(Reuters) U.S. energy regulators extended the date to August 2028 for U.S. LNG company Freeport LNG to complete its fourth liquefaction train at its Texas export plant.
The three existing liquefaction trains at Freeport have been shut since June 8 after a pipe explosion. The company expects the plant to return to at least partial service in November.
The U.S. Federal Energy Regulatory Commission (FERC) said in a filing on Thursday that Freeport has not yet started construction of the fourth train.
Freeport said the project was delayed by the replacement of its engineering, procurement and construction contractor and the COVID-19 pandemic, including the pandemic’s effects on the global supply chain and the impact on global LNG demand.
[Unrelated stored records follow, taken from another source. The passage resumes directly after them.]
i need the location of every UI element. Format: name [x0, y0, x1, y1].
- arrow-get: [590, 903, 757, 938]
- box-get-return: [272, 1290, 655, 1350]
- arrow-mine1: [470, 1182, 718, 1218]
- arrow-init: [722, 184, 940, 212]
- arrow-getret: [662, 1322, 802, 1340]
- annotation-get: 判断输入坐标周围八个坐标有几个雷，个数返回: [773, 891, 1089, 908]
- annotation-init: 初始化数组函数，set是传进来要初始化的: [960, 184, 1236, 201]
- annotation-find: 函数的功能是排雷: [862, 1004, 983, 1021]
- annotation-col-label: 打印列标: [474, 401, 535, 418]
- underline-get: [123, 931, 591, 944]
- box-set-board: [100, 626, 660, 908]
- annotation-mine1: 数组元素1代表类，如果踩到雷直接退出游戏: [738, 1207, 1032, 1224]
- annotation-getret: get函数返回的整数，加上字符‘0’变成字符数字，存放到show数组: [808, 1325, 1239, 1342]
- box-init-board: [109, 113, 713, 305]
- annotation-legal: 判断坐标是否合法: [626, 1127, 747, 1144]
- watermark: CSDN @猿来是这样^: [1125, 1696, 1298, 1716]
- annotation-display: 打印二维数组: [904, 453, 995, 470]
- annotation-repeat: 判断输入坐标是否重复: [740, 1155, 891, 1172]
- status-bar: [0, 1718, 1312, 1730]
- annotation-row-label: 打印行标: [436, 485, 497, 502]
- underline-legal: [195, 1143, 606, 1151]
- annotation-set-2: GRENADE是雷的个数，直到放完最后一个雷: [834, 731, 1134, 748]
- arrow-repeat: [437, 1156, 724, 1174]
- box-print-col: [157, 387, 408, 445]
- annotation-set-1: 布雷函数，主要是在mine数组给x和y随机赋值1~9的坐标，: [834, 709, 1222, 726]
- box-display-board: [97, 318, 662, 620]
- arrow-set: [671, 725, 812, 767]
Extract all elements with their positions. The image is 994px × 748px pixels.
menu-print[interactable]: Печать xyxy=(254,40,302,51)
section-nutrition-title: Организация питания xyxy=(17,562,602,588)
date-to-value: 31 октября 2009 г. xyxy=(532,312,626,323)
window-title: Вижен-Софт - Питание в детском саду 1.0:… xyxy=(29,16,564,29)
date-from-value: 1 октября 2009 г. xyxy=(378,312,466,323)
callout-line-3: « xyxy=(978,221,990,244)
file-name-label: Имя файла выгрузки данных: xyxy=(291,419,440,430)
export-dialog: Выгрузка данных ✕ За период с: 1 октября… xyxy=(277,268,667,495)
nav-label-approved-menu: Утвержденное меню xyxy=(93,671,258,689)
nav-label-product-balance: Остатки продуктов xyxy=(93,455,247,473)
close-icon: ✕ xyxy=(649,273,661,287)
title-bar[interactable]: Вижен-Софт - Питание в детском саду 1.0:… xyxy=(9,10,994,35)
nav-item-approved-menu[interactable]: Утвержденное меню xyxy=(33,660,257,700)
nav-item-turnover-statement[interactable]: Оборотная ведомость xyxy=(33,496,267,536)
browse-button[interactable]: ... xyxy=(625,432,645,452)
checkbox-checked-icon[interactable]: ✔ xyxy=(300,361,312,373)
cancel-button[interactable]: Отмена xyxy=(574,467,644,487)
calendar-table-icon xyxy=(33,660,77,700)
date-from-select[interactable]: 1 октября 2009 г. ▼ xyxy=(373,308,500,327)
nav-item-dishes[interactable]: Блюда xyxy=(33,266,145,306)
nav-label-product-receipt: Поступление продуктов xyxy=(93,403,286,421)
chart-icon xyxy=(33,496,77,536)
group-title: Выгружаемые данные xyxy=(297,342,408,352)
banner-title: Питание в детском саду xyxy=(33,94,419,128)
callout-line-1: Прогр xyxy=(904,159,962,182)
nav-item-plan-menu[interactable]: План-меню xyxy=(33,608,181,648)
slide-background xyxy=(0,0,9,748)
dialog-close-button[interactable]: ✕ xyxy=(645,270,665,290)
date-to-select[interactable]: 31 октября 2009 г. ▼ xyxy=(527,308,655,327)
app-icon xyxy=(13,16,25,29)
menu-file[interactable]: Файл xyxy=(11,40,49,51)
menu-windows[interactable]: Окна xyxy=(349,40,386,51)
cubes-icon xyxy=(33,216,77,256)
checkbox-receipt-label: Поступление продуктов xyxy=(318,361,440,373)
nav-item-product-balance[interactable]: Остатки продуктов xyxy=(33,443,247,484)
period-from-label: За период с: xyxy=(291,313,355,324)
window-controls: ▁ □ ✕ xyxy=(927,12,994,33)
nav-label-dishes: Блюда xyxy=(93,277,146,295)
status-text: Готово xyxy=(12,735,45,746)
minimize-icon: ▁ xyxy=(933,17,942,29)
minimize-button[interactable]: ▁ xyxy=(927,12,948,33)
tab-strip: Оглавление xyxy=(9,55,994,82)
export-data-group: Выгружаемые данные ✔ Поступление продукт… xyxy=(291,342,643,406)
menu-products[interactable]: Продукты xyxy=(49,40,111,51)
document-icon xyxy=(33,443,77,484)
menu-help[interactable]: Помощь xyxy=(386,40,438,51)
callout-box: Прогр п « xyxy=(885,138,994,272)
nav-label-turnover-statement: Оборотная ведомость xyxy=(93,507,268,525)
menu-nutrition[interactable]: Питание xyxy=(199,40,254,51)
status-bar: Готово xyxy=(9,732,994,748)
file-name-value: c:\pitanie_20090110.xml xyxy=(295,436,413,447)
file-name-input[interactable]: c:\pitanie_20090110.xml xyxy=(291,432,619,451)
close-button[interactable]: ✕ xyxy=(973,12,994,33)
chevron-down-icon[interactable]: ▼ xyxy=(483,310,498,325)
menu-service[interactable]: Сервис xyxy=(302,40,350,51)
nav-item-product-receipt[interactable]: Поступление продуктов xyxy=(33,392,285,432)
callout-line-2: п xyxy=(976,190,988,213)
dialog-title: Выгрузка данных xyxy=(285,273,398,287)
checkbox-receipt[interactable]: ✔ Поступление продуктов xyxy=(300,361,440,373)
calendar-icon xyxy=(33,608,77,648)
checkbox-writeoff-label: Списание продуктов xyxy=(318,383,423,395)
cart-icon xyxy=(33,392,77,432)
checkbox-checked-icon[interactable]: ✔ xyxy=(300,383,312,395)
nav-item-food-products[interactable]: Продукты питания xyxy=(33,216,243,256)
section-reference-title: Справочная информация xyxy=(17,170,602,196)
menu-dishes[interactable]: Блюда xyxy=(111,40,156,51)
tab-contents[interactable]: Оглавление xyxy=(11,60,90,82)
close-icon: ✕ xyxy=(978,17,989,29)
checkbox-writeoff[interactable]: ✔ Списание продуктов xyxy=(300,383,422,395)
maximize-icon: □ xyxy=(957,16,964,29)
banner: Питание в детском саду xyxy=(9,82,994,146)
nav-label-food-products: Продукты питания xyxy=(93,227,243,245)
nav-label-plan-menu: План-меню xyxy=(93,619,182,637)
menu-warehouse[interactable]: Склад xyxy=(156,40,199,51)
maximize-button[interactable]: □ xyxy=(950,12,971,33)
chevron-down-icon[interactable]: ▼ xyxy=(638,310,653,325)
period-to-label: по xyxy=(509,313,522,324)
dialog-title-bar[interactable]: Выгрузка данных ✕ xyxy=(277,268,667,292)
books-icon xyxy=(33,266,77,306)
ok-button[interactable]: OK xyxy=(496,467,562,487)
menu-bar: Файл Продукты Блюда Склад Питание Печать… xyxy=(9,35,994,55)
However, Freeport said demand for LNG has rebounded and it has been actively negotiating with potential off-take customers.
Natural gas prices in Europe are up about 111% this year as LNG demand soars after supply disruptions and sanctions linked to Russia's Feb. 24 invasion of Ukraine.
Freeport said it will take about 48 to 56 months to build the new fourth train, which made it impossible to meet the previous FERC deadline of May 2026.
FERC first approved construction of the fourth train in May 2019, requiring Freeport to finish it by May 2023.
In September 2020 FERC extended the deadline to May 2026.
The three trains already at Freeport can turn about 2.1 billion cubic feet per day of natural gas into LNG.
Freeport's customers include units of Osaka Gas Co, JERA, BP, TotalEnergies and SK E&S. JERA is an alliance between units of Tokyo Electric Power Co Holdings Inc and Chubu Electric Power Co Inc.